Unexpected Lessons in the Seminary of Life

A month ago, I graduated with a Master of Divinity degree from Bethlehem College & Seminary. Along with the thousands of hours of study with hundreds of hours in the classroom were the countless hours of learning acquired outside seminary's walls. Like most every person I know, seminarians don't learn their theology in a vacuum. We practice it in our daily lives as husbands, fathers, active church members, workers, and neighbors alike. We live it in the midst of pain and joy, heartache and the mundane, in the throes of responsibility and in the quietness of our homes. No doubt, I learned theology in the classroom, but equally important is the Seminary of Life. Here are a few lessons I've learned (and am still learning) in the Seminary of Life.

Trials 101. My wife was pregnant with our first child. The moment I found out, I was the happiest person in the world! Words cannot describe the moment you realize you're a dad. My wife had an app that notified her of the number weeks and how our baby had developed, and we would pray for each part of the development process. But as we made it to the OBGYN's office, the doctor was concerned that our baby's heart was not beating which then led to hours and hours of testing and ultrasounds. The joyous expectations of meeting our baby were dashed with a very painful miscarriage and sleepless nights. We don't know why God chose to take our little one, but in the midst of it all, we've been able to share in the sufferings of many who have experienced similar griefs. In times of our darkness and pain, God shed the light of his comfort on us through His word and his people. Although the life of our little one was short, we hope that the grace we experienced through this trial will be a means to comfort others (see 2 Corinthians 1:3–7).

Rest 101. In the midst of the hustle and bustle, I've learned to rest in my Sovereign God. There is nothing wrong with working hard, but working with no plans to rest will burn you out quicker than you know it. Sometimes we forget that we're human, and God designed us to work and to rest.  Just as we work to the glory of God, we must also rest to the glory of God. This means taking time for yourself and the family to refocus and recalibrate and trusting that God is at work, even when you're not.

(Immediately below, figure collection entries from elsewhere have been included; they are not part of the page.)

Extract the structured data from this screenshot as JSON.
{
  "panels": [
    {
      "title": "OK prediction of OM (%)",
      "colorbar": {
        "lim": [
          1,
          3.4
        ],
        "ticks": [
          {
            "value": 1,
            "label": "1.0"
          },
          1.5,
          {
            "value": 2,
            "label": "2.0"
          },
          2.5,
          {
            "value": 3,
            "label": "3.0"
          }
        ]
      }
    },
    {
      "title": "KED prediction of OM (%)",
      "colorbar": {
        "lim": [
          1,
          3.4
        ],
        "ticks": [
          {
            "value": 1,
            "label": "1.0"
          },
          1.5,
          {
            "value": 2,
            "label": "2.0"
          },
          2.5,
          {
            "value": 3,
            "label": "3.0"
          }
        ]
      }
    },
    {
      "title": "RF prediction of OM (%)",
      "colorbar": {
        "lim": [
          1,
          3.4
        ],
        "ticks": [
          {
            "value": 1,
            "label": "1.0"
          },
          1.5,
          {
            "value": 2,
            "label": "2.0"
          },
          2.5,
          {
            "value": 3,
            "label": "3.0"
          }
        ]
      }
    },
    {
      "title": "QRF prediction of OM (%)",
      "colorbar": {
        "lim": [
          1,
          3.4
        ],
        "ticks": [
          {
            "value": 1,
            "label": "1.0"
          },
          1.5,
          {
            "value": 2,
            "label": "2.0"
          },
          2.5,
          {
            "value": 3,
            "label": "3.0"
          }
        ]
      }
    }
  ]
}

Vocation 101. I would have never written the story of my life the way it's transpired. For a while, I've sensed God's call for me to serve Him in ministry. But the path to that end did not always make sense. In my mind, it would have made so much more sense to move from Bible college to seminary and pastoral internship and then ministry. Instead, God had a better path for me. After college, I pursued two Master's degrees while working as a security guard, then a barista, then serving, then marketing, and then working as a leasing agent at an apartment complex. Some of the jobs were enjoyable and others not so much. But in the midst of this journey, I've cultivated many skills––skills like organization, teamwork, finances, problem-solving, and even working with difficult people. I'm not sure how all these skills will play out in ministry, but I know God did not waste any moment of my life up to this point. There is purpose and meaning in it all, even when it doesn't make sense at first.

In a longer path than I thought it would take to get from point A to point B, God has recently called Rachel and me to serve at Bayview Church on the Island of Guam. In the coming months, I will transition from "leasing agent-seminarian" to a youth minister discipling teens, young adults, and the church at large.

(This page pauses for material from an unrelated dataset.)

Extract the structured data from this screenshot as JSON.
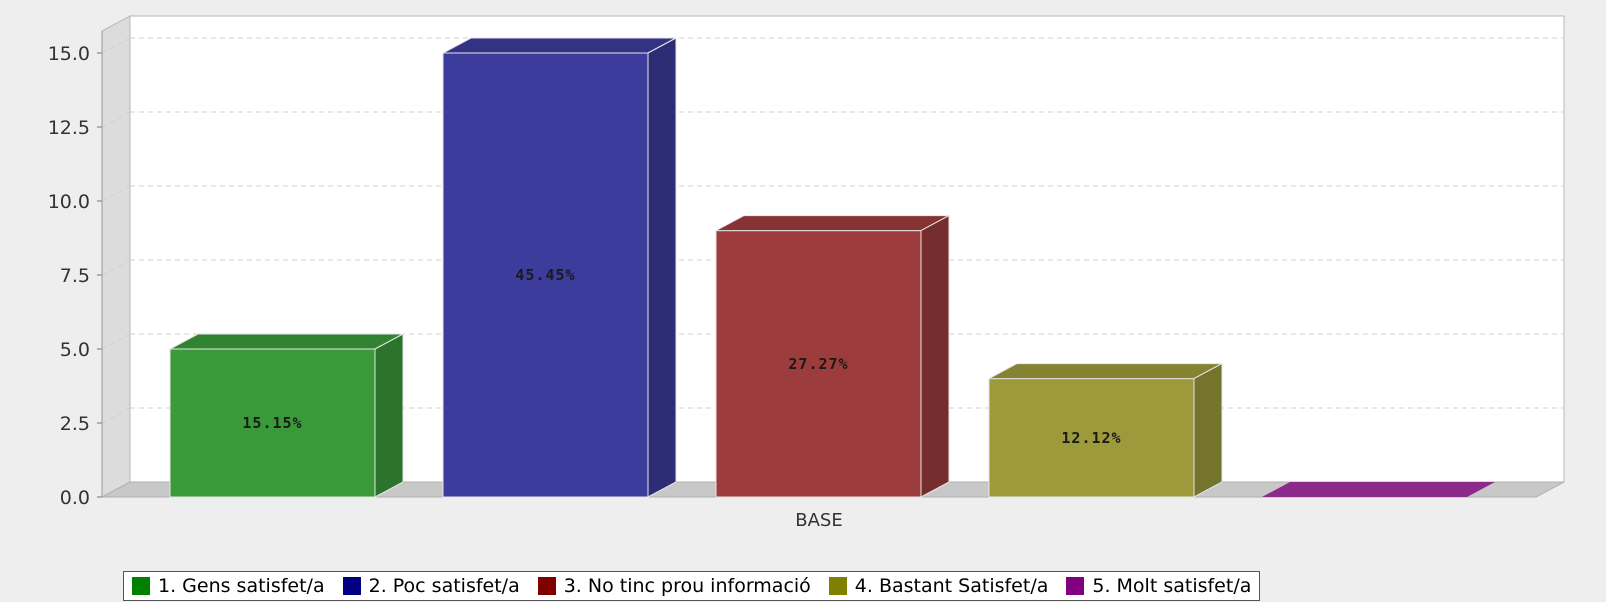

Moving 101. Minnesota will always have a piece of our heart. In a span of 6 years, we've gained deep friendships and invaluable experience from Eden Baptist Church. Our lives have been encouraged and challenged by the brothers and sisters we've served along. And in the midst of trying to be a blessing, we've gained unexpected blessing in return as we've been encouraged and challenged by godly men and women (and even children!) who have invested in our lives on a number of levels. I'm starting to realize what the apostle Paul meant when he longed that he and the church would be "mutually encouraged" (in Romans 1:12).

In the coming weeks, Rachel and I will be saying "farewell" to a chapter of our lives and "hello" to another. The goodbyes are bittersweet. And I'm certain there will be tears along the way. But we know that God will use the pain and joy, heartache and mundane to build his Church and sanctify his people from the snowy banks of Minneapolis to the sunny beaches of Guam. And every step of the way, we are confident that "He will hold us fast."